Interview – Naomi Inoue

To be an expert in business and human rights

Name: Naomi INOUE (joined Tokyo University of Foreign Studies in 2020)
Nationality: Japan
Research Interest: Business and Human Rights


Why did you choose the Joint Doctoral Program for Sustainability Research (JDPSR) ?

Before enrolling in the JDPSR, I had hoped to become an expert on business and development issues with cross-disciplinary knowledge and with the ability to give fact-based advice from a neutral standpoint. While working as a consultant in the business and human rights field, I realized that my academic expertise was insufficient, as I faced some difficulties in making convincing arguments. Although I already had some experience and knowledge in the area, I thought it necessary to master related theories and gain a broader perspective. Therefore, I decided to enroll in the JDPSR with the hope of acquiring academic abilities and interdisciplinary knowledge while benefiting from a wide range of scholarly networks.

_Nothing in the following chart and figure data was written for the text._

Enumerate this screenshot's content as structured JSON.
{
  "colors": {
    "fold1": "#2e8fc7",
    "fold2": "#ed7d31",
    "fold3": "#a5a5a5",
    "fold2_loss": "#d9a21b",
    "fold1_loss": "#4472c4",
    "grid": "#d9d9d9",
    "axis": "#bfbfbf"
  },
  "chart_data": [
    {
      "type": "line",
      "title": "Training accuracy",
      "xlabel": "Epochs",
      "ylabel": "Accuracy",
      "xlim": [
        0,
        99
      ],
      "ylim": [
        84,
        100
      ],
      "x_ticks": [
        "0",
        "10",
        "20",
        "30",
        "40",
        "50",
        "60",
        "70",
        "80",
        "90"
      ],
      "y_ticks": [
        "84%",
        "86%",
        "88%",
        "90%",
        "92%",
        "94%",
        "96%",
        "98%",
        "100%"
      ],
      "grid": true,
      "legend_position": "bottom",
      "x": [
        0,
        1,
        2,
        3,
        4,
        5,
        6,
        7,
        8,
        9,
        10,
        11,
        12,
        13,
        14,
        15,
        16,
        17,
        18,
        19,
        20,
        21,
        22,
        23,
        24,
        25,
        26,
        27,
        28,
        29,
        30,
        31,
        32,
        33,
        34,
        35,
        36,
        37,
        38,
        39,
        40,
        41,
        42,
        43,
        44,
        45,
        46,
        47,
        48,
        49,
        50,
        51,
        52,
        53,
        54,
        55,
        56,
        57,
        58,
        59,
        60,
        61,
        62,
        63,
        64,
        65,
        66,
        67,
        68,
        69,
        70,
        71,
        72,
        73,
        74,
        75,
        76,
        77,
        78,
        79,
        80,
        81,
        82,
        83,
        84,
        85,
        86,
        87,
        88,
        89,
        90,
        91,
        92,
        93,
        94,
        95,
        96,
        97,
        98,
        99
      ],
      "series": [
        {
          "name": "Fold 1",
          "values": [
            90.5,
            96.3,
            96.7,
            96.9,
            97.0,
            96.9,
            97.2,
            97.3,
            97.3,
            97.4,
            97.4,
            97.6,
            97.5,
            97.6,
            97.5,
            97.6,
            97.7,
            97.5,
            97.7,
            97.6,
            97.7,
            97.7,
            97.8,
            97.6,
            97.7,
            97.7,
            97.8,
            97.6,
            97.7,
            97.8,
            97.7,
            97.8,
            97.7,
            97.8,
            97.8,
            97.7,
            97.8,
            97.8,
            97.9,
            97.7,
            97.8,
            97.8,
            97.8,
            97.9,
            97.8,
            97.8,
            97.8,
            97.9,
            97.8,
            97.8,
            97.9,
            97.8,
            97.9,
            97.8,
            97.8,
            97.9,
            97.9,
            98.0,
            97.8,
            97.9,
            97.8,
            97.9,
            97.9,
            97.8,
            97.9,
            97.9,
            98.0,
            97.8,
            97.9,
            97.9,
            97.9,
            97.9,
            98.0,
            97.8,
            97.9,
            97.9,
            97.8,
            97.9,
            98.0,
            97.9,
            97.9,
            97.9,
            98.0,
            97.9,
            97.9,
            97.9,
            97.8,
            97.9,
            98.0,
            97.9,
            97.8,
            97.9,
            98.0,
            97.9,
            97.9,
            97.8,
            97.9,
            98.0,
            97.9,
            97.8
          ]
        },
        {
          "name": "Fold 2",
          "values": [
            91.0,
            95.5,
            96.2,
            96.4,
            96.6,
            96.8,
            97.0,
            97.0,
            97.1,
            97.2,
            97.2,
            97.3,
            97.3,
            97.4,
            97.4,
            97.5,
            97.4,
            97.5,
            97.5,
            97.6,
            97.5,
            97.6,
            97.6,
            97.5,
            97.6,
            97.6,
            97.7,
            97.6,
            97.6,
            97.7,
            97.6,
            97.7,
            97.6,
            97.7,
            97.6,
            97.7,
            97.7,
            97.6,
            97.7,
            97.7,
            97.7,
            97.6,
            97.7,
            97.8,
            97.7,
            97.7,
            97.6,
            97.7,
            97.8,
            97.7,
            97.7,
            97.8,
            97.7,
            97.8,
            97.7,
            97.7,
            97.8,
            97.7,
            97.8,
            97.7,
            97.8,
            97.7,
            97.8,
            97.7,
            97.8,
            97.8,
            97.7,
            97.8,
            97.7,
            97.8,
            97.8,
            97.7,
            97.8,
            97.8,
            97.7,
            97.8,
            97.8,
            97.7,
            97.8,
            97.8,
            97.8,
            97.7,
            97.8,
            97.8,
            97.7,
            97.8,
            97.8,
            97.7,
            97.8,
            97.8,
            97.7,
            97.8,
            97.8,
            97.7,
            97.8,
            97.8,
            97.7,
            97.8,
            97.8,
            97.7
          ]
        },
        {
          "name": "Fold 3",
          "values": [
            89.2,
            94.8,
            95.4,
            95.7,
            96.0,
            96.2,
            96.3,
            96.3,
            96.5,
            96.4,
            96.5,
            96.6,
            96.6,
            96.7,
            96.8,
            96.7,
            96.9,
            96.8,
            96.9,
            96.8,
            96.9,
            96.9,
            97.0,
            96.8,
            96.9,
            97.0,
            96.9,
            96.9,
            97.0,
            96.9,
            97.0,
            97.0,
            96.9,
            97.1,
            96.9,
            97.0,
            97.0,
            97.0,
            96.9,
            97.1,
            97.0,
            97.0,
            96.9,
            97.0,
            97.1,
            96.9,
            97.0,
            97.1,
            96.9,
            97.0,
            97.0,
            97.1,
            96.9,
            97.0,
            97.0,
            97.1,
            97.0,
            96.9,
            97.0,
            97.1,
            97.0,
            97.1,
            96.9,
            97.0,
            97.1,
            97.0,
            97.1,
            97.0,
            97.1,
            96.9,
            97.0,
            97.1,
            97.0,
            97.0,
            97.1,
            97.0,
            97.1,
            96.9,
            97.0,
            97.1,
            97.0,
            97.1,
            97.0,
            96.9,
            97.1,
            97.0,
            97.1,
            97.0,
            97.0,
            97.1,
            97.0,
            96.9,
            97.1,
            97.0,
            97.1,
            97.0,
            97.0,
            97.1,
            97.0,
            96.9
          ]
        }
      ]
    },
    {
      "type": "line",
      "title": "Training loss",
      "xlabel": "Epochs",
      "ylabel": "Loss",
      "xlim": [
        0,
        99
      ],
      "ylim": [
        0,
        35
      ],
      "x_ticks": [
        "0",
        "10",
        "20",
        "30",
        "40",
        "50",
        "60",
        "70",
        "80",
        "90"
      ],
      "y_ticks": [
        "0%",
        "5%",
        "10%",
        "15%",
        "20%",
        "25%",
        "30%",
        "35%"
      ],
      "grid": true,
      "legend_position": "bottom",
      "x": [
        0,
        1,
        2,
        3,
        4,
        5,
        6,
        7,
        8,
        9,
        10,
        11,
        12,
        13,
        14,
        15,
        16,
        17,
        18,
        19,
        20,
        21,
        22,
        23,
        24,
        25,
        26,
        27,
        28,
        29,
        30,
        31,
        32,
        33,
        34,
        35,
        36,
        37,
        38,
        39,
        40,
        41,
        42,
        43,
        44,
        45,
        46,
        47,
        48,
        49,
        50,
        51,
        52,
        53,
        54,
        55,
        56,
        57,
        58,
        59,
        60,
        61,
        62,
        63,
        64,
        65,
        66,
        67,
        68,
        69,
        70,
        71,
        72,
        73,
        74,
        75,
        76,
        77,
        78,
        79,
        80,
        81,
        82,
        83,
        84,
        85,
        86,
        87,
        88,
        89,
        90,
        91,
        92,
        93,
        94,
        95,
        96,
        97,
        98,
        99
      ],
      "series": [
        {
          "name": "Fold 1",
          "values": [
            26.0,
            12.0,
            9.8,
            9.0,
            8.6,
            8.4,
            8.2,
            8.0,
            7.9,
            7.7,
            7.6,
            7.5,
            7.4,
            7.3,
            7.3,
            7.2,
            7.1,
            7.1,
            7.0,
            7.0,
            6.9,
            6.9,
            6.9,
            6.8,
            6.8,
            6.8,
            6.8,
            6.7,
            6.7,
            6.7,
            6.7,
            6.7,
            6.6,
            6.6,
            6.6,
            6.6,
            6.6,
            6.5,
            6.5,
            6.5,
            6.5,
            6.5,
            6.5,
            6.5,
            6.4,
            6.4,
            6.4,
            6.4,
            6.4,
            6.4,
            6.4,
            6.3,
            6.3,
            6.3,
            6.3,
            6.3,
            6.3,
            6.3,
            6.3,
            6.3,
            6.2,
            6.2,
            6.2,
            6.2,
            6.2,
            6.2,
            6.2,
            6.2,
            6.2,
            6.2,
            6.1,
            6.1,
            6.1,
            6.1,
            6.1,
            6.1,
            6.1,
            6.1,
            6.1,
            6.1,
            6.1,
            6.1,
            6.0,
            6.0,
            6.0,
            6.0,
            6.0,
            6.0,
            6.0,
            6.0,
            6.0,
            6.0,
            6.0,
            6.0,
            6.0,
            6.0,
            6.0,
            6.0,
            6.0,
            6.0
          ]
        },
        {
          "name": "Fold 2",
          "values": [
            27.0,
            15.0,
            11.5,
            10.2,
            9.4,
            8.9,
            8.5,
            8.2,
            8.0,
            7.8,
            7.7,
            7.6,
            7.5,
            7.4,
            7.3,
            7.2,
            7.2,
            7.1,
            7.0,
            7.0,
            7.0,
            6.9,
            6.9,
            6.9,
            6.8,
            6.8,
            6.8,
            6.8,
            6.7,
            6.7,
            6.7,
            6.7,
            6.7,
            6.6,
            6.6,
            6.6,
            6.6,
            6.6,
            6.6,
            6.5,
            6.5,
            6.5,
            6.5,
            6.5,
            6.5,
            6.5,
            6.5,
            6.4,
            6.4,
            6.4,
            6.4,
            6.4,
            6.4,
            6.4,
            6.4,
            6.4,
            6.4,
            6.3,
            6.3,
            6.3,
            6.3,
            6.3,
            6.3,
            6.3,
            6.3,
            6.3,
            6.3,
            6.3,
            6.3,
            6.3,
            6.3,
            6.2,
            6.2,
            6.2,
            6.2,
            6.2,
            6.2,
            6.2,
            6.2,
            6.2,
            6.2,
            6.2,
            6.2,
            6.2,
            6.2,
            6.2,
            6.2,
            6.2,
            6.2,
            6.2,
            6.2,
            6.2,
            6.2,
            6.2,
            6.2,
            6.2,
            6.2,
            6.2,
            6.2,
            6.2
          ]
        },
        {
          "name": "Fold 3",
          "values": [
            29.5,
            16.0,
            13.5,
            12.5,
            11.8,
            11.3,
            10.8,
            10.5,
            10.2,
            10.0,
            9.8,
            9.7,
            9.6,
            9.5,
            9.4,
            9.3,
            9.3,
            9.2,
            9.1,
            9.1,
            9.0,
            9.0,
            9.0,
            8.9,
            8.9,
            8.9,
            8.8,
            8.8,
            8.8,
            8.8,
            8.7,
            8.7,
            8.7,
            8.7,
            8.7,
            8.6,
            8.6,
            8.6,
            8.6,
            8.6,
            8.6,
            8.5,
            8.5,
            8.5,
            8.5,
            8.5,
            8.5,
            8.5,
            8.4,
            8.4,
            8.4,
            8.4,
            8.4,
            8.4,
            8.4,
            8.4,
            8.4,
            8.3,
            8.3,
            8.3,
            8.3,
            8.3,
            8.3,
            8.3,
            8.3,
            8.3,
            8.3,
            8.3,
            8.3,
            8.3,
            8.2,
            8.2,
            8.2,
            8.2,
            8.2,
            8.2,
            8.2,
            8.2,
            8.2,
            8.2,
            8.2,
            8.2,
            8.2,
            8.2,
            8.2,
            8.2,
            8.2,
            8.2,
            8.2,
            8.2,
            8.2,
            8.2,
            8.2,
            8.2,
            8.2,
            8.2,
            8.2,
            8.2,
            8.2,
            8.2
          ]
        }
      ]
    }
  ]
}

This joint program of three universities is one of the best doctoral programs in Japan in the field of sustainability studies, and by joining the course I hope to be inspired by professors and students from various academic fields, including by overseas students.

In a school at rural Sierra Leone


Tell us about your research topic, which is business and human rights.
Why is it important from the viewpoint of sustainability ?

In my understanding, research into business and human rights is essential for sustainability for three reasons. First, respect for human rights is the foundation of a sustainable society. Second, efforts to promote human rights in business will logically lead to listening carefully to the voices of vulnerable people, which is critical for realizing a sustainable world. Third, the current argument on business and human rights requires private companies to take responsible action while conducting business for the entire value chain. I agree with this argument and think this is essential for a sustainable society because the world is closely interconnected as a result of globalization.

At a seminar held by Nikkan Kogyo Shimbun


You have a little son. How easy will it be to study a doctoral course when you have a small child ?

It is manageable for me, as the JDPSR course structure is flexible. Although taking care of a child requires a lot of time and energy, I can use other times of the day for study. Notably, the JDPSR provides classes on weekends and evenings, and the professors and staff members are supportive and generous, so I can attend the course without any critical problems. Because of COVID-19, all classes were provided online last year. This also helped me. It even enabled me to have some opportunities to chat online with other students after lectures. If the only option were a face-to-face class at the university, I would have to return home immediately after the lecture and wouldn’t have had the time to chat with other students. There is no denying that the current pandemic is terrible and that it was sometimes challenging to take classes while the little one played behind the camera. Still, I enjoy the significant benefits of online communication technology.

At a piano contest with my son


What is your goal, or a dream, in the future after completing the doctoral degree ?

I want to be an expert in business and human rights, which are complex and cross-cutting issues. I strongly expect that the completion of my doctoral degree will give me confidence in dealing with these important issues and the ability to play an active role in the international arena.